Six members of a family in central Vietnam who were scattered during the last days of the Vietnam War and thought the others had died have reunited 40 years later.
It took a son from the patriarch’s second marriage, who recently visited the man’s hometown, to inform people he was still alive.
Nguyen Niet, 87, said he, his wife, and four children aged between three and 16 had fled their hometown in Quang Nam Province in February 1975 because of heavy bombing.
“Most people were fleeing,” he told news website VnExpress, sitting in his old house.
They took a bus to Da Nang and jostled with 1,000 others to get into a small boat and then a large vessel that sailed to Vung Tau.
When they stepped on the 100-meter-long vessel, however, the couple could not find their eldest daughter Ty, then 16, and eight-year-old son, Hue.
Pham Thi Ty, 85, his wife, said when they could not find the two children, they just lay on the floor of the barge with the remaining two.
“We were fatigued. We just hoped to reach land so we could do something.”
That night Niet went around the barge looking for water for his family and came back to find only his 12-year-old son, Tue, who had fainted out of thirst.
“I gave him a few drops of water to revive him before carrying him to look for the others.”
Many people on the barge had already died of hunger or diarrhea from drinking seawater.
“I asked many people and they said my wife and daughter had fallen into the sea.”
When the ship arrived near Cam Ranh in Khanh Hoa Province, a large boat came with fresh water and offered to pick up anyone interested.
Niet decided to go with his son to Cam Ranh, believing only the two of them were alive.
They wandered for months before finding a piece of land to pitch a tent and plant something.
He set up an altar for his wife at home with a photo he had.

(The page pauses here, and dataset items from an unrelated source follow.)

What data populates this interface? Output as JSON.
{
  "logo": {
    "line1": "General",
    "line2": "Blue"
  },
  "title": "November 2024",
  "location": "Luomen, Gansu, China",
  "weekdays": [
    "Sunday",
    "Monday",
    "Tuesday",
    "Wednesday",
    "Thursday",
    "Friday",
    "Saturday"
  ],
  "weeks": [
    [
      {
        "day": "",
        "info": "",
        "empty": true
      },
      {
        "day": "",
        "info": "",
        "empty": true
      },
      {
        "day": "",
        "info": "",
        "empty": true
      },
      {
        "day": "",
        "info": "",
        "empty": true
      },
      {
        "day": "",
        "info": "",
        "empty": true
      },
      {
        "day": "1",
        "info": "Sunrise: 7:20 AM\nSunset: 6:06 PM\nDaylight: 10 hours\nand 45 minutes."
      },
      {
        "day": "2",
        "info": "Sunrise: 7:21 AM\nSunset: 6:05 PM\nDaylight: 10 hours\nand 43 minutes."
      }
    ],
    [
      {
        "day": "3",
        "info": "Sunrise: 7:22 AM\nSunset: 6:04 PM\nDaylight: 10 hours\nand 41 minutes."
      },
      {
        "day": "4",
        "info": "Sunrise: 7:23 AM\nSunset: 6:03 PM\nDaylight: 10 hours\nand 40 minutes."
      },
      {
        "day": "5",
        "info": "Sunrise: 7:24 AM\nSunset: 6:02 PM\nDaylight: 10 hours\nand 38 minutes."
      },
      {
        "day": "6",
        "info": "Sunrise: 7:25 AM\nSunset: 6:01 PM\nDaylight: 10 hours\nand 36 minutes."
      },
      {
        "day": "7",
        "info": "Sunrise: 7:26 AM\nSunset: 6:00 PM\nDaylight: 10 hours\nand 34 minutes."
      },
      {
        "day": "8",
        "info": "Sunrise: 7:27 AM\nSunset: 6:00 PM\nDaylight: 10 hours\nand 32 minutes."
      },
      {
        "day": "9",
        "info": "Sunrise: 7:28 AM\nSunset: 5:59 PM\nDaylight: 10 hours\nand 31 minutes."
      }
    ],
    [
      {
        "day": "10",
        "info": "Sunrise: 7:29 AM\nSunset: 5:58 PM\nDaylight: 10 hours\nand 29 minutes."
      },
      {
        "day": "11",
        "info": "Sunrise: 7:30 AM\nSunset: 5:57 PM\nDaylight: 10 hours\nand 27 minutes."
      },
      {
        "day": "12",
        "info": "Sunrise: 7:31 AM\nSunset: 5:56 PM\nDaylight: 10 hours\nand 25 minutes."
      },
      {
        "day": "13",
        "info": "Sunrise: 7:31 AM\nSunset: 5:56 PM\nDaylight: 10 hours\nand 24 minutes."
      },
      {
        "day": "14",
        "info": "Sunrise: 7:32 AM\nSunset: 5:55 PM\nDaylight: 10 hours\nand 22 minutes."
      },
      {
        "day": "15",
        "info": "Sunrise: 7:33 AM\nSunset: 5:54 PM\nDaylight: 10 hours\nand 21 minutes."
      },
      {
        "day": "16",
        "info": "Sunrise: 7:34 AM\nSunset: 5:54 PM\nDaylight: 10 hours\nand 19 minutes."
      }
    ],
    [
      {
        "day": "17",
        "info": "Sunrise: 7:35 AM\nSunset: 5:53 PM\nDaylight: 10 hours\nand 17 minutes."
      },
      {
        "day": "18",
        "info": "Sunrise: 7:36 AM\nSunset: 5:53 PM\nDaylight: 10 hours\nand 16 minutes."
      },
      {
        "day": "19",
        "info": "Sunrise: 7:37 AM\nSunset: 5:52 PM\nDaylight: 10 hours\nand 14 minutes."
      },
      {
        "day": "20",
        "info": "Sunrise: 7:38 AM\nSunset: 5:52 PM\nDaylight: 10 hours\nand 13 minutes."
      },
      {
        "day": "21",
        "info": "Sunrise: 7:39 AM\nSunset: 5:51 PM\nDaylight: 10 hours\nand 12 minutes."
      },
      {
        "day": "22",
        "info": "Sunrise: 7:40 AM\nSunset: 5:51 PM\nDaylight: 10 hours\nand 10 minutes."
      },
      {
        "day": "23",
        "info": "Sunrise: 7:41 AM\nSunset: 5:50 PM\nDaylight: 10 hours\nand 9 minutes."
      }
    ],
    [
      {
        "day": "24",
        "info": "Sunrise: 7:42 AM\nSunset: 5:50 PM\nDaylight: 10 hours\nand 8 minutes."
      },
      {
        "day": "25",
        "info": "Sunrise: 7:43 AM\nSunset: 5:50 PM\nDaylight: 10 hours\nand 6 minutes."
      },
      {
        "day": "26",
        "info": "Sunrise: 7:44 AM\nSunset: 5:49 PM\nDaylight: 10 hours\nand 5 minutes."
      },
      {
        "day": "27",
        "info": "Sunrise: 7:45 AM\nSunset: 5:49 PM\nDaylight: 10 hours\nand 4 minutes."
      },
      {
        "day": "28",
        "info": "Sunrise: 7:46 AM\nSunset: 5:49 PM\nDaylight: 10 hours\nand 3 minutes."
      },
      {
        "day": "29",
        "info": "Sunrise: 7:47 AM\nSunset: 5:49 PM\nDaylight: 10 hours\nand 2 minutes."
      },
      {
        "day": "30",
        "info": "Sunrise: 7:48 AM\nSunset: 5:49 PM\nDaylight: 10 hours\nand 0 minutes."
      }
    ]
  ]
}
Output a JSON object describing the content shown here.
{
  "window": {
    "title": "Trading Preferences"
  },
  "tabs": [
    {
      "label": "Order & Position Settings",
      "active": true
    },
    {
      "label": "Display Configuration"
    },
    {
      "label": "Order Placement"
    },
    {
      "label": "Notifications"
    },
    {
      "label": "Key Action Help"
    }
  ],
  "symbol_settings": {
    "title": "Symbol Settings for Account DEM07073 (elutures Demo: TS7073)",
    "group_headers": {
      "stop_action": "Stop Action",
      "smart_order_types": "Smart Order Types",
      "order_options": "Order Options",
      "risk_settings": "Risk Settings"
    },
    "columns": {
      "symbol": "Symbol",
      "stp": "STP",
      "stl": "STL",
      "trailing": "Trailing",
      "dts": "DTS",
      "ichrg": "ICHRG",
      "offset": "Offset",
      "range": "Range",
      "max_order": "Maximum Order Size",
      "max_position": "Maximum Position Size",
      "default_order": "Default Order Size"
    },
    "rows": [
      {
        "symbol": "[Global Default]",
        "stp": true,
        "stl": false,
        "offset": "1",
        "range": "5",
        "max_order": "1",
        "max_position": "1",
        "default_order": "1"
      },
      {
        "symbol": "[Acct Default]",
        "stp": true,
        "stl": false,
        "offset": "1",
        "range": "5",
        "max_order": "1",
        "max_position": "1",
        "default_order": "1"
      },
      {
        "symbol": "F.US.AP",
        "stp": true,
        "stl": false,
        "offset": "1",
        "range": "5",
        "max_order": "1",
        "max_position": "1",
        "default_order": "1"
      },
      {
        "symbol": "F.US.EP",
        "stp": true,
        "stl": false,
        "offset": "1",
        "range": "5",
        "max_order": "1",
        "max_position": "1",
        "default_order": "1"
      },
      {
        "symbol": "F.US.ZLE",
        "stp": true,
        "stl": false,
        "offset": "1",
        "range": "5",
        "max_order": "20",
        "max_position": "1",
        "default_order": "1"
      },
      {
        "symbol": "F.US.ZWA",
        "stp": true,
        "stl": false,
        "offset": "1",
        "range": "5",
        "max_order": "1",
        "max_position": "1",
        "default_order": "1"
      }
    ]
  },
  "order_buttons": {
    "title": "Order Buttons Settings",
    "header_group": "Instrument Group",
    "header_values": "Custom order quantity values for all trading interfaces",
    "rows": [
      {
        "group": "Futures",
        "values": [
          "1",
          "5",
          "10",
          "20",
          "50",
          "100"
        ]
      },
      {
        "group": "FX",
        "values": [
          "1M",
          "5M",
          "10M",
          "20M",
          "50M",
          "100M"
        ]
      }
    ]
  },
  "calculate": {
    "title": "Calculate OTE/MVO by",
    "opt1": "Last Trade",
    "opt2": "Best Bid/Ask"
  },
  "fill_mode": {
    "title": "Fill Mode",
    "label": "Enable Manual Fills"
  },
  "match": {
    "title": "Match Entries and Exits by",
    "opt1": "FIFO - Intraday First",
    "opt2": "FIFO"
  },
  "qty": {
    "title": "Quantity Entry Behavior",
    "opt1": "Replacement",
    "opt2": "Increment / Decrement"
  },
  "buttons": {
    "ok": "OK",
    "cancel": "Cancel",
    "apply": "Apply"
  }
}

He remarried a local woman several years later and had three children.
Pham Thi Ty said after waiting for her husband for a while, she decided to go and look for him.
That's how they lost each other.
To find some water she carried their youngest daughter along and left Tue behind. But when she returned, her husband had already left with the boy.
She cried a lot and did not know what to do.
She ignored the boats that came to pick people up because she was not sure if her husband had gone on any of them. She stayed on the ship until it reached Vung Tau more than a day later.
“Without my husband, without money, I decided to return home.”
It took Ty and her youngest daughter, Lien, two months of hitchhiking to return to Quang Nam.
She then waited and waited for her husband to return home like many of her neighbors did after the war ended. But he did not.
She went to a psychic and was told he was dead.
So she also set up an altar for him and their son.
Ty, their eldest daughter, and eight-year-old son Hue were also on the barge to Khanh Hoa but didn’t see each other or their father.
Without any of her family members around, the 16-year-old girl too decided to come back to Quang Nam and she managed to return home after three months.
Ty's brother Hue was shot in a crossfire when he was in Khanh Hoa. Some strangers took him to hospital in Saigon and a family here adopted him.
Hue remembered his address in Quang Nam and five years later his adoptive parents took him back there, but he only stayed there for just two months as he chose to live with his new family in Saigon, which was renamed Ho Chi Minh City in 1976.
Hai, a son of Niet from his second marriage, went to Quang Nam last May for a background check to become a Party member.
He said local officials introduced him to Niet’s original family.
They then accompanied him to Khanh Hoa and the family had a tearful reunion.
Niet said he had never dared to go back home “because I did not have much money and also because I did not want to face what I thought was the loss of my family.”
He plans to stay with them for several months before returning to his other family in Khanh Hoa.
“Now I just hope to stay healthy to travel back and forth.”